Revised Guidelines for Burglary Offences: An Update

On 1 July 2022, the Sentencing Council’s Revised Guidelines for the offences of domestic, non-domestic and aggravated burglary will come into effect in England and Wales.

The Revised Guidelines are the product of a consultation, which sought to evaluate the impact of the existing Guidelines on sentencing outcomes. The latest Guidelines represent a significant departure from the existing Guidelines both in terms of their structure and content. These changes will need to be carefully considered by both practitioners and sentencers going forwards.

The need for change

It was not anticipated that there would be any impact on sentence severity when the existing Guidelines came into force in 2012; the Guidelines were introduced solely as a means to achieve greater consistency in sentencing decisions. Despite this, subsequent research by the Sentencing Council revealed that sentence severity increased for all three burglary offences following the introduction of the existing Guidelines. The most notable impact concerned sentences for non-domestic burglary, where the numbers of both suspended and immediate custodial sentences rose sharply after the existing Guidelines came into effect.

One factor that has been identified as contributing to these increases, is the larger number of higher culpability and greater harm factors in the existing Guidelines as compared with the previous Guidelines; this made it more likely that offending would fall within the most serious category and receive a harsher sentence. Furthermore, the shift away from using defined amounts of financial loss to determine culpability, and the inclusion of commercial and personal loss to the victim as higher culpability factors may also have played a role in more severe sentences.

What has changed?

Structurally, the existing Guidelines have only two categories of harm (greater harm and lesser harm) and two categories of culpability (higher culpability and lower culpability). The Revised guidelines have three categories of harm (categories 1, 2 and 3) and three categories of culpability (high culpability, medium culpability, low culpability). Further, whilst the existing Guidelines have only three starting points, the Revised Guidelines have nine. The maximum sentences for burglary have not been altered by the Revised Guidelines.

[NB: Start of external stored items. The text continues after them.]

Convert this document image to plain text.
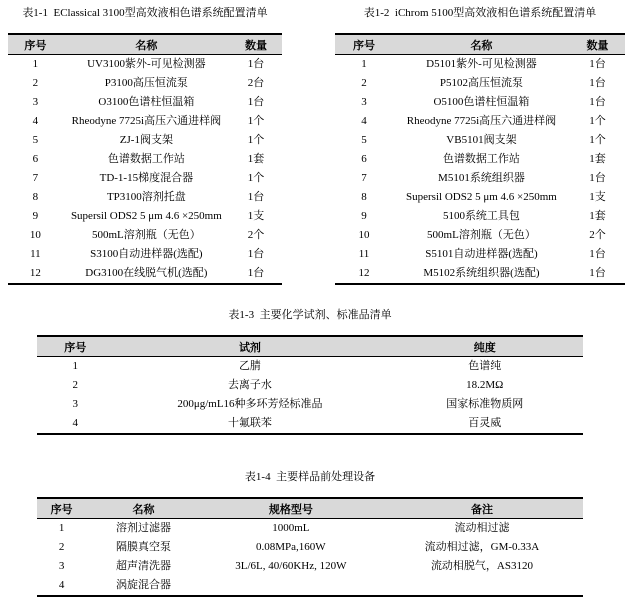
表1-1  EClassical 3100型高效液相色谱系统配置清单
序号	名称	数量
1	UV3100紫外-可见检测器	1台
2	P3100高压恒流泵	2台
3	O3100色谱柱恒温箱	1台
4	Rheodyne 7725i高压六通进样阀	1个
5	ZJ-1阀支架	1个
6	色谱数据工作站	1套
7	TD-1-15梯度混合器	1个
8	TP3100溶剂托盘	1台
9	Supersil ODS2 5 μm 4.6 ×250mm	1支
10	500mL溶剂瓶（无色）	2个
11	S3100自动进样器(选配)	1台
12	DG3100在线脱气机(选配)	1台
表1-2  iChrom 5100型高效液相色谱系统配置清单
序号	名称	数量
1	D5101紫外-可见检测器	1台
2	P5102高压恒流泵	1台
3	O5100色谱柱恒温箱	1台
4	Rheodyne 7725i高压六通进样阀	1个
5	VB5101阀支架	1个
6	色谱数据工作站	1套
7	M5101系统组织器	1台
8	Supersil ODS2 5 μm 4.6 ×250mm	1支
9	5100系统工具包	1套
10	500mL溶剂瓶（无色）	2个
11	S5101自动进样器(选配)	1台
12	M5102系统组织器(选配)	1台
表1-3  主要化学试剂、标准品清单
序号	试剂	纯度
1	乙腈	色谱纯
2	去离子水	18.2MΩ
3	200μg/mL16种多环芳烃标准品	国家标准物质网
4	十氟联苯	百灵威
表1-4  主要样品前处理设备
序号	名称	规格型号	备注
1	溶剂过滤器	1000mL	流动相过滤
2	隔膜真空泵	0.08MPa,160W	流动相过滤，GM-0.33A
3	超声清洗器	3L/6L, 40/60KHz, 120W	流动相脱气，AS3120
4	涡旋混合器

In relation to culpability factors, offending motivated by or demonstrating hostility based on protected characteristics has been removed as a higher culpability factor and is now only an aggravating factor. Membership of a group is also no longer a higher culpability factor and is now an aggravating factor. In the context of aggravated burglary, a weapon being present on entry is no longer a higher culpability factor and has also been included as an aggravating factor.

Factors that have been retained within the highest categories of culpability include offending, which demonstrates a significant degree of planning or organisation, the targeting of a vulnerable victim and offending where a knife or other weapon was carried in the context of domestic and non-domestic burglary. New medium culpability factors include offending, which demonstrates some degree of planning, and, in the case of domestic and non-domestic burglaries, instances where the offender goes equipped for burglary. The lowest category culpability factors have remained largely unchanged in the Revised Guidelines, with “coercion” and “intimidation” being added to involvement through exploitation.

In relation to harm factors, theft of or damage to property causing a significant (now “a substantial”) degree of loss to the victim, whether of economic, commercial or personal value, is still within the highest category of harm. As is the victim being on, or returning to, the premises when the offender is present. Soiling, ransacking and vandalism have now been subdivided, with soiling and/or extensive damage or disturbance to the property now in the highest category of harm, and ransacking or vandalism now in the second category.

Offending causing physical or psychological injury to the victim has been retained in the Revised Guidelines, with offending causing substantial injury of this type in the highest category of harm and offending causing some injury of this type in the second category. Theft or damage causing a moderate degree of loss has been included as a second category harm factor. As with the culpability factors, the lowest culpability harm factors have remained unchanged in the Revised Guidelines.

Conclusion

It remains to be seen whether the Revised Guidelines will be able to reverse the trend of increasing sentence severity ushered in by the introduction of the existing Guidelines. The structure of the Revised Guidelines, with new medium categories of harm and culpability, certainly provides sentencers with greater flexibility, which could lead to a more measured approach to the categorisation of offending in future. This is reinforced by the fact that some higher culpability factors have been reduced to aggravating features only. However, with several of the higher culpability and greater harm factors retained, and evidence of a general trend of increasing sentence severity, particularly in the magistrates’ courts where the majority of offenders are sentenced, it is not clear what practical effect the Revised Guidelines will have. These changes also come within a context of increased sentencing powers in the magistrates’ courts, which also raises questions over their potential impact.

For defence practitioners, the Revised Guidelines helpfully provide greater room to manoeuvre in mitigation. Further, the fact they were specifically introduced to correct inflation in sentences is a fact which can be underscored at sentencing hearings.